Hein! Fry ! ... mon camarade!... Cela te fera-t-il plaisir d’aller voir ce qui se passe là-haut?
— Je n’irai pas!... Je refuse!.., répondait l’imbécile, qui prenait au sérieux toutes ces bourdes.
— Et pourquoi, Fry, pourquoi? Nous te marierions avec quelque belle et jeune lunarienne ! ... Tu ferais souche de Nègres!
Et, quand Frycollin rapportait ces propos à son maître, celui-ci voyait bien qu’il ne pourrait obtenir aucun renseignement sur Robur. Il ne songeait donc plus qu’à se venger.
Phil, dit-il un jour à son collègue, il est bien prouvé maintenant que toute fuite est impossible?
— Impossible, Uncle Prudent.
— Soit! mais un homme s’appartient toujours, et, s’il le faut, en sacrifiant sa vie...
— Si ce sacrifice est à faire, qu’il soit fait au plus tôt! répondit Phil Evans, dont le tempérament, si froid qu’il fût, n’en pouvait supporter davantage. Oui! il est temps d’en finir!... Où va l’Albatros?... Le voici qui traverse obliquement l’Atlantique, et, s’il se maintient dans cette direction, il atteindra le littoral de la Patagonie, puis les rivages de la Terre de Feu... Et après ?... Se lancera-t-il au-dessus de l’océan Pacifique, ou ira-t-il s’aventurer vers les continents du pôle austral ?... Tout est possible avec ce Robur !... Nous serions perdus alors!... C’est donc un cas de légitime défense, et, si nous devons périr...
— Que ce ne soit pas, répondit Uncle Prudent, sans nous être vengés, sans avoir anéanti cet appareil avec tous ceux qu’il porte!
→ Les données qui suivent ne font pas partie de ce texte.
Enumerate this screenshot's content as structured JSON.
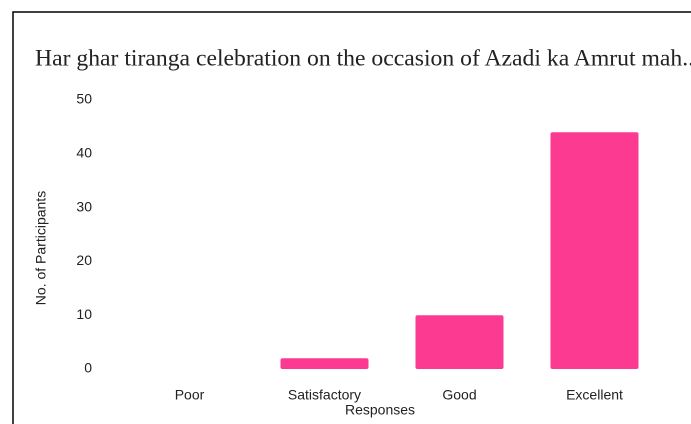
{
  "chart_data": {
    "type": "bar",
    "title": "Har ghar tiranga celebration on the occasion of Azadi ka Amrut mah...",
    "x_label": "Responses",
    "y_label": "No. of Participants",
    "categories": [
      "Poor",
      "Satisfactory",
      "Good",
      "Excellent"
    ],
    "values": [
      0,
      2,
      10,
      44
    ],
    "color": "#fc3a91",
    "ylim": [
      0,
      50
    ],
    "yticks": [
      0,
      10,
      20,
      30,
      40,
      50
    ],
    "grid": false
  }
}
Les deux collègues en étaient arrivés là à force de fureur impuissante, de rage concentrée en eux. Oui! puisqu’il le fallait, ils se sacrifieraient pour détruire l’inventeur et son secret! Quelques mois, ce serait donc tout ce qu’aurait vécu ce prodigieux aéronef, dont ils étaient bien contraints de reconnaître l’incontestable supériorité en locomotion aérienne!
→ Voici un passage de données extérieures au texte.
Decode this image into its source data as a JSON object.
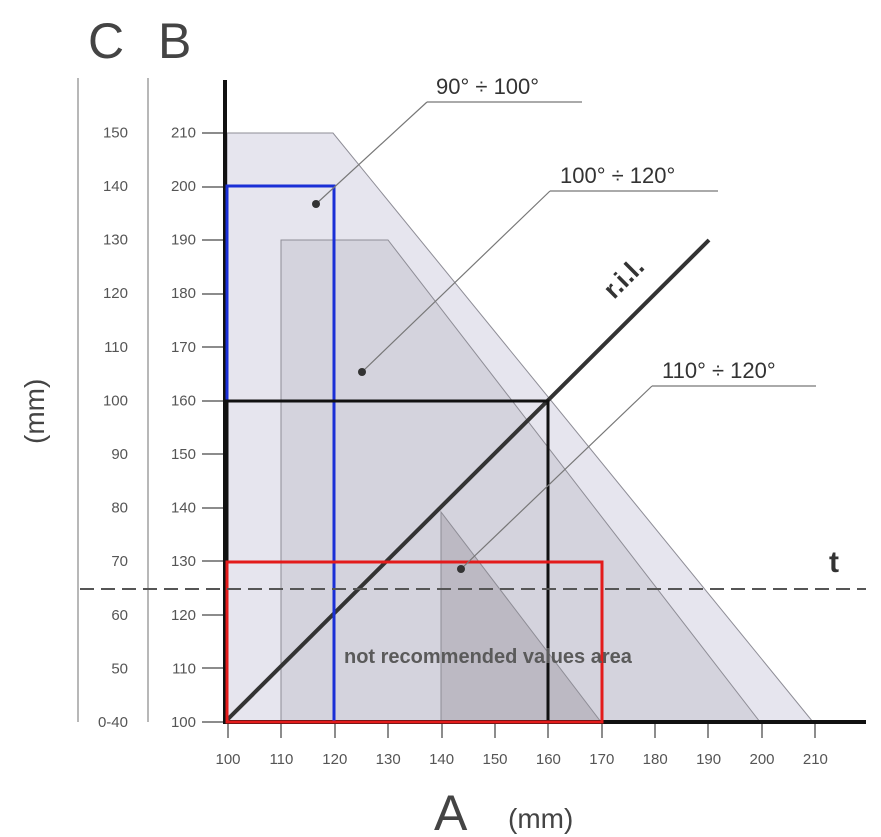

Or, cette idée s’était si bien incrustée dans leur esprit qu’ils ne pensaient plus qu’à la mettre à exécution. Et comment? En s’emparant de l’un des engins explosifs, emmagasinés à bord, avec lequel ils feraient sauter l’appareil? Mais encore fallait-il pouvoir pénétrer dans la soute aux munitions.
Heureusement, Frycollin ne soupçonnait rien de ces projets. A la pensée de l’Albatros faisant explosion dans les airs, il eût été capable de dénoncer son maître!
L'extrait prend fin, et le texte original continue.